- Theatrical release poster
- Directed by: Karan Guliani
- Screenplay by: Naresh Kathooria
- Produced by: Sumit Dutt Anupama Katkar Eara Dutt Abbiy Obheroii (Executive Producer)
- Starring: Gippy Grewal Sargun Mehta Rajpal Yadav
- Cinematography: Manoj Soni
- Edited by: Rohit Dhiman
- Music by: Jatinder Shah
- Production company: Leostride Entertainment
- Distributed by: Omjee Group
- Release date: 24 May 2019;
- Country: India
- Language: Punjabi

= Chandigarh Amritsar Chandigarh =

2019 Indian Punjabi-language romantic comedy film

Chandigarh Amritsar Chandigarh is a 2019 Indian-Punjabi romantic comedy film written by Naresh Kathooria and directed by Karan Guliani.

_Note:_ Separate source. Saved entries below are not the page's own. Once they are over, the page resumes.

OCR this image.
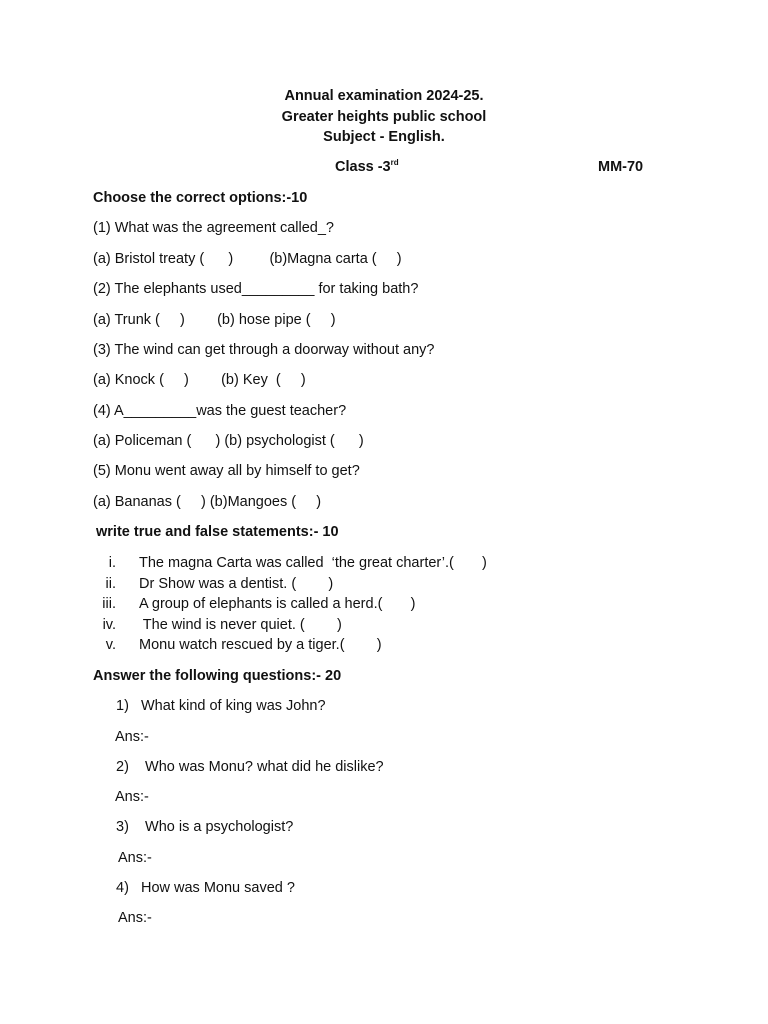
Annual examination 2024-25.
Greater heights public school
Subject - English.
Class -3rd	MM-70
Choose the correct options:-10
(1) What was the agreement called_?
(a) Bristol treaty (      )         (b)Magna carta (     )
(2) The elephants used_________ for taking bath?
(a) Trunk (     )        (b) hose pipe (     )
(3) The wind can get through a doorway without any?
(a) Knock (     )        (b) Key  (     )
(4) A_________was the guest teacher?
(a) Policeman (      ) (b) psychologist (      )
(5) Monu went away all by himself to get?
(a) Bananas (     ) (b)Mangoes (     )
write true and false statements:- 10
i. The magna Carta was called  ‘the great charter’.(       )
ii. Dr Show was a dentist. (        )
iii. A group of elephants is called a herd.(       )
iv. The wind is never quiet. (        )
v. Monu watch rescued by a tiger.(        )
Answer the following questions:- 20
1)   What kind of king was John?
Ans:-
2)    Who was Monu? what did he dislike?
Ans:-
3)    Who is a psychologist?
Ans:-
4)   How was Monu saved ?
Ans:-
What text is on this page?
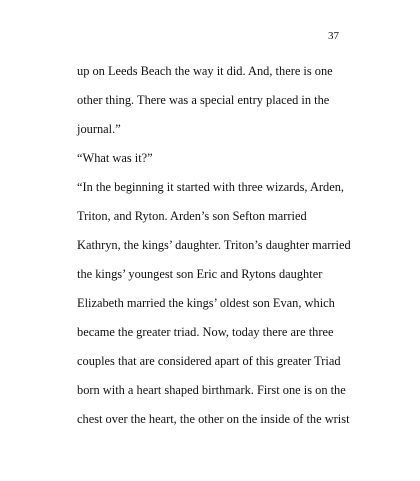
37
up on Leeds Beach the way it did. And, there is one
other thing. There was a special entry placed in the
journal.”
“What was it?”
“In the beginning it started with three wizards, Arden,
Triton, and Ryton. Arden’s son Sefton married
Kathryn, the kings’ daughter. Triton’s daughter married
the kings’ youngest son Eric and Rytons daughter
Elizabeth married the kings’ oldest son Evan, which
became the greater triad. Now, today there are three
couples that are considered apart of this greater Triad
born with a heart shaped birthmark. First one is on the
chest over the heart, the other on the inside of the wrist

Produced by Sumit Dutt & Dreembook Productions in association with Leostride Entertainment; it stars Gippy Grewal, Sargun Mehta, and Rajpal Yadav in lead roles. It is an official remake of a 2010 Marathi film Mumbai-Pune-Mumbai. The film was released on 24 May 2019.

== Cast ==

- Gippy Grewal as Rajveer
- Sargun Mehta as Reet
- Rajpal Yadav as Murari
- Dilpreet Dhillon as Prince (Reet's boyfriend)

==Soundtrack==

The soundtrack and background score of the film is composed by Jatinder Shah while lyrics are by Maninder Kailey and Ricky Khan. The album was released on 21 May 2019.

Track listing
| No. | Title | Lyrics | Music | Singer(s) | Length |
|---|---|---|---|---|---|
| 1. | "Ambersar De Papad" | Maninder Kailey | Jatinder Shah | Sunidhi Chauhan & Gippy Grewal | 2:59 |
| 2. | "Aaja Billo Katthe Nachiye" | Ricky Khan | Jatinder Shah | Gippy Grewal | 3:25 |
| 3. | "Chal Dila" | Ricky Khan | Jatinder Shah | Ricky Khan | 3:20 |
| 4. | "Beautiful Jatti" | Maninder Kailey | Jatinder Shah | Gippy Grewal | 2:02 |
| 5. | "Rab Ne Milaya" | Ricky Khan | Jatinder Shah | Kamal Khan | 4:13 |
| 6. | "Mattha" | Maninder Kailey | Jatinder Shah | Gippy Grewal | 2:08 |
| Total length: |  |  |  |  | 18:07 |

== Marketing and release ==
Chandigarh Amritsar Chandigarh was released worldwide on 24 May 2019 by Omjee Group.

== Reception ==
- Box office
Chandigarh Amritsar Chandigarh netted ₹51 lakhs on its opening day in India.